Schiano credited the team he’s assembled to help lead it: Chief of Staff Kevin MacConnell, assistant general manager for finance Jordan Wolkstein, assistant general manager for personnel Eric Josephs, and assistant athletic director for football Will Gilkison, who helps run the ins and outs of program operations.

Wolkstein’s role helping to oversee contracts and compensation for players shows just how much college football has changed, but it’s also a necessity.

When it comes to paying players and roster construction to stay within a budget, that’s another area Schiano’s time in the NFL helped prepare him for.

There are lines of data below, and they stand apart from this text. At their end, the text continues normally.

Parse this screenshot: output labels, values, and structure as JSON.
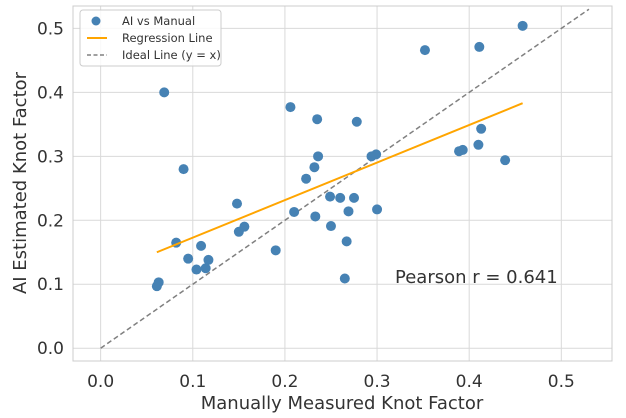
{
  "chart_data": {
    "type": "scatter",
    "xlabel": "Manually Measured Knot Factor",
    "ylabel": "AI Estimated Knot Factor",
    "xlim": [
      -0.03,
      0.555
    ],
    "ylim": [
      -0.02,
      0.535
    ],
    "xticks": [
      0.0,
      0.1,
      0.2,
      0.3,
      0.4,
      0.5
    ],
    "xtick_labels": [
      "0.0",
      "0.1",
      "0.2",
      "0.3",
      "0.4",
      "0.5"
    ],
    "yticks": [
      0.0,
      0.1,
      0.2,
      0.3,
      0.4,
      0.5
    ],
    "ytick_labels": [
      "0.0",
      "0.1",
      "0.2",
      "0.3",
      "0.4",
      "0.5"
    ],
    "grid": true,
    "legend_position": "top-left",
    "annotation": "Pearson r = 0.641",
    "series": [
      {
        "name": "AI vs Manual",
        "kind": "scatter",
        "color": "#4682b4",
        "points": [
          [
            0.061,
            0.097
          ],
          [
            0.063,
            0.103
          ],
          [
            0.069,
            0.4
          ],
          [
            0.082,
            0.165
          ],
          [
            0.09,
            0.28
          ],
          [
            0.095,
            0.14
          ],
          [
            0.104,
            0.123
          ],
          [
            0.109,
            0.16
          ],
          [
            0.114,
            0.125
          ],
          [
            0.117,
            0.138
          ],
          [
            0.148,
            0.226
          ],
          [
            0.15,
            0.182
          ],
          [
            0.156,
            0.19
          ],
          [
            0.19,
            0.153
          ],
          [
            0.206,
            0.377
          ],
          [
            0.21,
            0.213
          ],
          [
            0.223,
            0.265
          ],
          [
            0.232,
            0.283
          ],
          [
            0.233,
            0.206
          ],
          [
            0.235,
            0.358
          ],
          [
            0.236,
            0.3
          ],
          [
            0.249,
            0.237
          ],
          [
            0.25,
            0.191
          ],
          [
            0.26,
            0.235
          ],
          [
            0.265,
            0.109
          ],
          [
            0.267,
            0.167
          ],
          [
            0.269,
            0.214
          ],
          [
            0.275,
            0.235
          ],
          [
            0.278,
            0.354
          ],
          [
            0.294,
            0.3
          ],
          [
            0.299,
            0.303
          ],
          [
            0.3,
            0.217
          ],
          [
            0.352,
            0.466
          ],
          [
            0.389,
            0.308
          ],
          [
            0.393,
            0.31
          ],
          [
            0.41,
            0.318
          ],
          [
            0.411,
            0.471
          ],
          [
            0.413,
            0.343
          ],
          [
            0.439,
            0.294
          ],
          [
            0.458,
            0.504
          ]
        ]
      },
      {
        "name": "Regression Line",
        "kind": "line",
        "color": "#ffa500",
        "points": [
          [
            0.061,
            0.15
          ],
          [
            0.458,
            0.383
          ]
        ]
      },
      {
        "name": "Ideal Line (y = x)",
        "kind": "dashed-line",
        "color": "#808080",
        "points": [
          [
            0.0,
            0.0
          ],
          [
            0.53,
            0.53
          ]
        ]
      }
    ]
  }
}
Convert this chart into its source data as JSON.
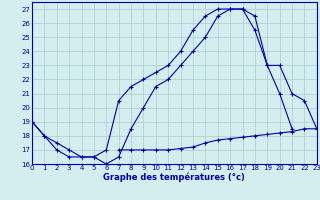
{
  "line1_x": [
    0,
    1,
    2,
    3,
    4,
    5,
    6,
    7,
    8,
    9,
    10,
    11,
    12,
    13,
    14,
    15,
    16,
    17,
    18,
    19,
    20,
    21
  ],
  "line1_y": [
    19,
    18,
    17,
    16.5,
    16.5,
    16.5,
    16,
    16.5,
    18.5,
    20.0,
    21.5,
    22.0,
    23.0,
    24.0,
    25.0,
    26.5,
    27.0,
    27.0,
    26.5,
    23.0,
    21.0,
    18.5
  ],
  "line2_x": [
    0,
    1,
    2,
    3,
    4,
    5,
    6,
    7,
    8,
    9,
    10,
    11,
    12,
    13,
    14,
    15,
    16,
    17,
    18,
    19,
    20,
    21,
    22,
    23
  ],
  "line2_y": [
    19.0,
    18.0,
    17.5,
    17.0,
    16.5,
    16.5,
    17.0,
    20.5,
    21.5,
    22.0,
    22.5,
    23.0,
    24.0,
    25.5,
    26.5,
    27.0,
    27.0,
    27.0,
    25.5,
    23.0,
    23.0,
    21.0,
    20.5,
    18.5
  ],
  "line3_x": [
    0,
    1,
    2,
    3,
    4,
    5,
    6,
    7,
    8,
    9,
    10,
    11,
    12,
    13,
    14,
    15,
    16,
    17,
    18,
    19,
    20,
    21,
    22,
    23
  ],
  "line3_y": [
    null,
    null,
    null,
    null,
    null,
    null,
    null,
    17.0,
    17.0,
    17.0,
    17.0,
    17.0,
    17.1,
    17.2,
    17.5,
    17.7,
    17.8,
    17.9,
    18.0,
    18.1,
    18.2,
    18.3,
    18.5,
    18.5
  ],
  "xlim": [
    0,
    23
  ],
  "ylim": [
    16,
    27.5
  ],
  "yticks": [
    16,
    17,
    18,
    19,
    20,
    21,
    22,
    23,
    24,
    25,
    26,
    27
  ],
  "xticks": [
    0,
    1,
    2,
    3,
    4,
    5,
    6,
    7,
    8,
    9,
    10,
    11,
    12,
    13,
    14,
    15,
    16,
    17,
    18,
    19,
    20,
    21,
    22,
    23
  ],
  "xlabel": "Graphe des températures (°c)",
  "line_color": "#0000aa",
  "bg_color": "#d4eef0",
  "grid_color": "#aaccd0",
  "marker": "+",
  "marker_size": 3,
  "lw": 0.8
}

“I think it helps a lot,” Schiano said. “I think it just helps with the comfortability of dealing with finance as it ties to football. I think you have to some discipline. We’ve had some players that if we could’ve spent a little more, we could’ve probably gotten them. To me the most important thing is your own team. You’re around them every day, you know who they are. So where you can’t afford to make mistakes is on your own team. That’s the one you should know. Every time you step outside your organization there’s some unknown there.”

Every year Schiano’s program has evolved. Every year it’s looked more and more like a pro organization to adapt to the changes in college football.

He’s built it in his vision.

At some point Rutgers will hire an athletics director, but until it does operations inside the Hale Center continue to run smoothly.

“We really feel comfortable with the team that we have,” Schiano said. “We do have to continue to strategically add people to build the infrastructure but I want to make sure they’re the right people.”